The Santa Barbara City Council voted unanimously July 20 to prohibit natural gas in all new construction in the city.
The ordinance takes effect for all building permits issued after January 1, 2022, unless a complete building permit application is submitted on or before December 31, 2021.
This ordinance only affects new buildings where an electric alternative is available. Buildings still must be constructed with the capability to be electrified when the technology becomes available. Cooking appliances in restaurants and institutional kitchens are exempt from the ordinance.
Alelia Parenteau is the city’s energy and climate manager. She said energy use accounts for about 39 percent of Santa Barbara’s greenhouse gas emissions. Of that, close to all of it is related to building energy use, split almost equally between electricity and natural gas.
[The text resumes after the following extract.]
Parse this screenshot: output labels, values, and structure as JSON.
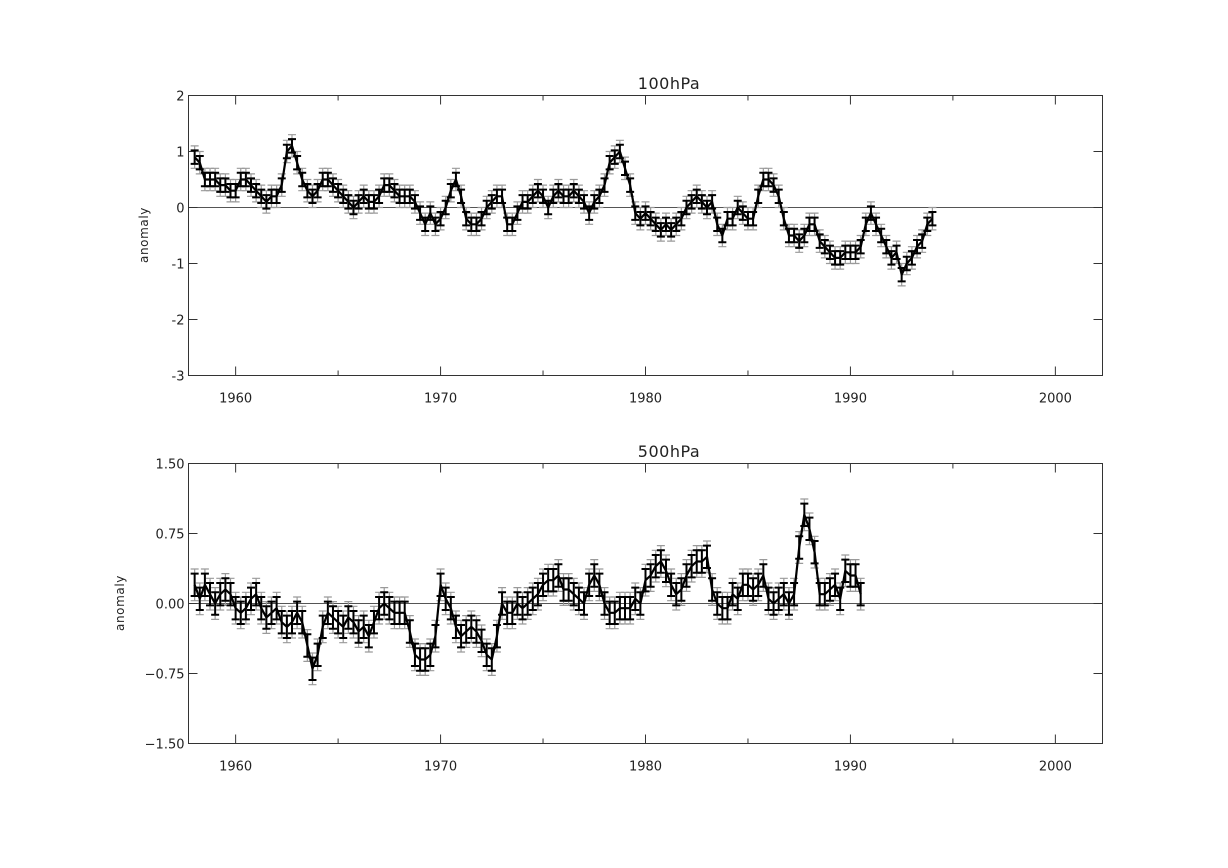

Parenteau said this ordinance is meant to help achieve the city’s 2035 carbon neutrality goal. She said Santa Barbara needs to act defensively against the impacts of climate change because the city is especially vulnerable to sea level rise and wildfire, which are exacerbated by the climate crisis.
She said although the city is fairly built up without many new buildings being constructed locally, adopting this change will have major impacts.
“Every new building locks in future emissions for decades to come,” Parenteau said. “These are long term assets and we have an opportunity to avoid those emissions in the future which is a prudent approach when we’re trying to get to zero.”
Santa Barbara is also joining more than 46 other cities across the state that have already made similar commitments. Parenteau said this sends a signal to the electricity industry to invest in the necessary technologies for the market.
Members of the public expressed concern about whether the electric grid could handle this increase in electrification but Parenteau said the city’s phased approach over time will allow for the transition.
Council members Mike Jordan and Meagan Harmon expressed support for the ordinance, echoing the need to address a sustainable future.
“Philosophically, in the way we want to generate our heat, generate our energy, this is clearly the path we need to go,” Jordan said.
“I’ve often been asked lately, ‘How are we, as a city, going to effectuate our really aspirational climate goals?’ And this is one of those ways,” Harmon said.
Parenteau said existing buildings, including additions and remodels, are not required to comply with the change. But the city plans to create a series of incentives and educational programs to encourage owners of already existing buildings to move away from natural gas.